Perles played football at Michigan State and was later an assistant coach before leaving to join the Steelers’ coaching staff in 1972. He returned to Michigan State a decade later as head coach and later became athletic director and a member of the school’s governing body.
Michigan State brought him back to revive its beleaguered football program, and he did just that, winning Big Ten titles in 1987 and 1990 and coaching the school in seven bowl games. He helped the Spartans beat Southern California, 20-16, on Jan. 1, 1988, for their first Rose Bowl win in more than three decades.
That game capped his best season with Michigan State, when the linebacker Percy Snow led the defense and the running back Lorenzo White and the receiver Andre Rison powered the offense as the Spartans captured sole possession of the 1987 Big Ten title with a record of 9-2-1. (They shared the title in 1990.) All three went on to play in the N.F.L.
The Steelers’ head coach, Chuck Noll, hired Perles away from the Spartans to oversee Pittsburgh’s vaunted “Steel Curtain” defensive line, led by the Hall of Fame tackle Joe Greene. Perles was later defensive coordinator and assistant head coach for the Steelers as they rolled to four N.F.L. championships in six years.
He returned to Michigan State, in East Lansing, in 1983. The Green Bay Packers tried to lure him back to the N.F.L. shortly after his Rose Bowl victory, and the New York Jets tried to do the same two years later. Both times Perles leveraged the opportunities to get what he wanted at Michigan State.

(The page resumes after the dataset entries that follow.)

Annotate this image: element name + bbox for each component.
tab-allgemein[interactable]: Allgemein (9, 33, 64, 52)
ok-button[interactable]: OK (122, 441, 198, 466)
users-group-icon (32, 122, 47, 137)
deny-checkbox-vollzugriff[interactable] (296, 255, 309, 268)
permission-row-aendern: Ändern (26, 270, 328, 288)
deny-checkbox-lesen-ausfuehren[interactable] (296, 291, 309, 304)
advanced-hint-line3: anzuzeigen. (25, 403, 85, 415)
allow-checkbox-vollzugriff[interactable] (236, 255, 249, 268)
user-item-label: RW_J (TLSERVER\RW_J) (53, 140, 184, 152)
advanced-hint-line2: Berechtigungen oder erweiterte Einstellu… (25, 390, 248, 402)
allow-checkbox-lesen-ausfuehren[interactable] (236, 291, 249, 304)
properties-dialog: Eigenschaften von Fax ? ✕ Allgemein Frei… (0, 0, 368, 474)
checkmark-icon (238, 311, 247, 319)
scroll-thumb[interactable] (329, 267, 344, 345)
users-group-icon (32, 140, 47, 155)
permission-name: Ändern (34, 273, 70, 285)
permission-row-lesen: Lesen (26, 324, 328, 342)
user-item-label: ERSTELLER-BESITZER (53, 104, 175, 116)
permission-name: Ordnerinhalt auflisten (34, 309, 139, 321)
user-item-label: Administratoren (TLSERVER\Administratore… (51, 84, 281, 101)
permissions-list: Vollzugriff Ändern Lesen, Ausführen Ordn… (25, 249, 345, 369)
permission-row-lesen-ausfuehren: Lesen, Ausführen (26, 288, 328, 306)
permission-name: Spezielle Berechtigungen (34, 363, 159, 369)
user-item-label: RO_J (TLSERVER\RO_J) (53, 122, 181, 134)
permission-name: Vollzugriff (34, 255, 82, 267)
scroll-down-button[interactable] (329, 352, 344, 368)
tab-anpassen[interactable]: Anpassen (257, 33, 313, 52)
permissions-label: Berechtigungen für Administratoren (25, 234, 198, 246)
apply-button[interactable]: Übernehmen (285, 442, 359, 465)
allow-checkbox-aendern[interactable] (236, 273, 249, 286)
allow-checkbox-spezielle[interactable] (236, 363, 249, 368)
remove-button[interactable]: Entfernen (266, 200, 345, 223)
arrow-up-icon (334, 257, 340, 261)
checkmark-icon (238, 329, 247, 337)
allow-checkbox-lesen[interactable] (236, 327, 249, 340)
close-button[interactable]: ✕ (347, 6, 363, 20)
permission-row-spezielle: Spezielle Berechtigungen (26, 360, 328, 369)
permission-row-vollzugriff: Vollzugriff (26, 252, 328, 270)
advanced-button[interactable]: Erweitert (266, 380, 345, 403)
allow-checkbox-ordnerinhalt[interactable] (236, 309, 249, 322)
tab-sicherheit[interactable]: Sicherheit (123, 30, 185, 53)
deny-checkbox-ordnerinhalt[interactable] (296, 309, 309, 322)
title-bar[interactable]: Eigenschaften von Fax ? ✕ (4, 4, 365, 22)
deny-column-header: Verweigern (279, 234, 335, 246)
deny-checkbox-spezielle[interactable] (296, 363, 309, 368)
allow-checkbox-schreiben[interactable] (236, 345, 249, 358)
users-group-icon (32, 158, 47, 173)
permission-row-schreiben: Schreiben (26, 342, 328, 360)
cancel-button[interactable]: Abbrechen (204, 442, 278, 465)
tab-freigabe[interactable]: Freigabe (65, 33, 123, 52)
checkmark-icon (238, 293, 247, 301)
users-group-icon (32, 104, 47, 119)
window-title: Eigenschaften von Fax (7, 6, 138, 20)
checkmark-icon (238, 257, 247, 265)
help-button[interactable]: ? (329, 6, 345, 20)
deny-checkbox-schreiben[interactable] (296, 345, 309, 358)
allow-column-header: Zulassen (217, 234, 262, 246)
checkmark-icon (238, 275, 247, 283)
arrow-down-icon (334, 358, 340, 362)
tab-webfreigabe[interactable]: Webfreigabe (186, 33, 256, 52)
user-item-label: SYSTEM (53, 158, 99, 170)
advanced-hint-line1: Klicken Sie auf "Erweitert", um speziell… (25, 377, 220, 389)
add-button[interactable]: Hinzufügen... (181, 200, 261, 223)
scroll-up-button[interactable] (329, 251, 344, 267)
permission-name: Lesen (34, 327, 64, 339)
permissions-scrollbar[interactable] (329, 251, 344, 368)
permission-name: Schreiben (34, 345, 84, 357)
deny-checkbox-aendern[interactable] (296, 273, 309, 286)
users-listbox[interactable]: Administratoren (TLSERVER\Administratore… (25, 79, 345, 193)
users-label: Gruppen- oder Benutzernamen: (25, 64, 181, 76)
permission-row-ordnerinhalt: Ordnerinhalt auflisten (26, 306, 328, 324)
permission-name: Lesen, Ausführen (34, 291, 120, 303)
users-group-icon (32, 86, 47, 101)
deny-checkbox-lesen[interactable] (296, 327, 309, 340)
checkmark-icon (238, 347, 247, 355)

He signed a 10-year contract with the Spartans after passing on the chance to lead the Packers. On the eve of being introduced as the Jets’ head coach in 1990, he was named the university’s athletic director.
He was fired as coach late in the 1994 season, when Michigan State finished 5-6. After an N.C.A.A. investigation, the Spartans forfeited their games because of an academic scandal, but Perles himself was cleared.
“I would have taken the job with Green Bay (in 1988) or with the Jets (in 1990) if I had known what was coming,” he wrote in a 1995 memoir, “George Perles: The Ride of a Lifetime.”
He remained in Michigan for the rest of his life, helping to create the Motor City Bowl and serving on the Michigan State board of trustees from 2006 to 2018. His coaching record in 12 seasons at Michigan State was 73-62-4 overall and 58-37-2 in the Big Ten.
In 2018, a California woman accused Perles in a lawsuit of covering up a rape by Lawrence G. Nassar, the former doctor for Michigan State and the national gymnastics team. The woman said that Dr. Nassar had raped her and videotaped the assault while she was a member of the women’s field hockey team and that Perles, who was head football coach and athletic director at the time, had covered it up when told about it.
Nassar was later convicted of multiple counts of rape and sexual abuse. But a state investigator’s report found “no credible evidence” to support the claim against Perles, who was not listed as a defendant in the suit.
George Julius Perles was born on July 16, 1934, in Detroit and starred on the baseball and football teams at Western High School there, earning all-state honors in football. In 1954 he began a two-year stint in the Army before enrolling at Michigan State.
He was briefly a lineman for the Spartans until a knee injury ended his career. He then became a student assistant to the coach, Duffy Daugherty. He graduated in 1960.
After coaching high school ball and serving as an assistant at the University of Dayton, he returned to Michigan State as an assistant to Daugherty in 1967.
He is survived by his wife, Sally; their children, Kathy, Terry, John and Patrick; and six grandchildren.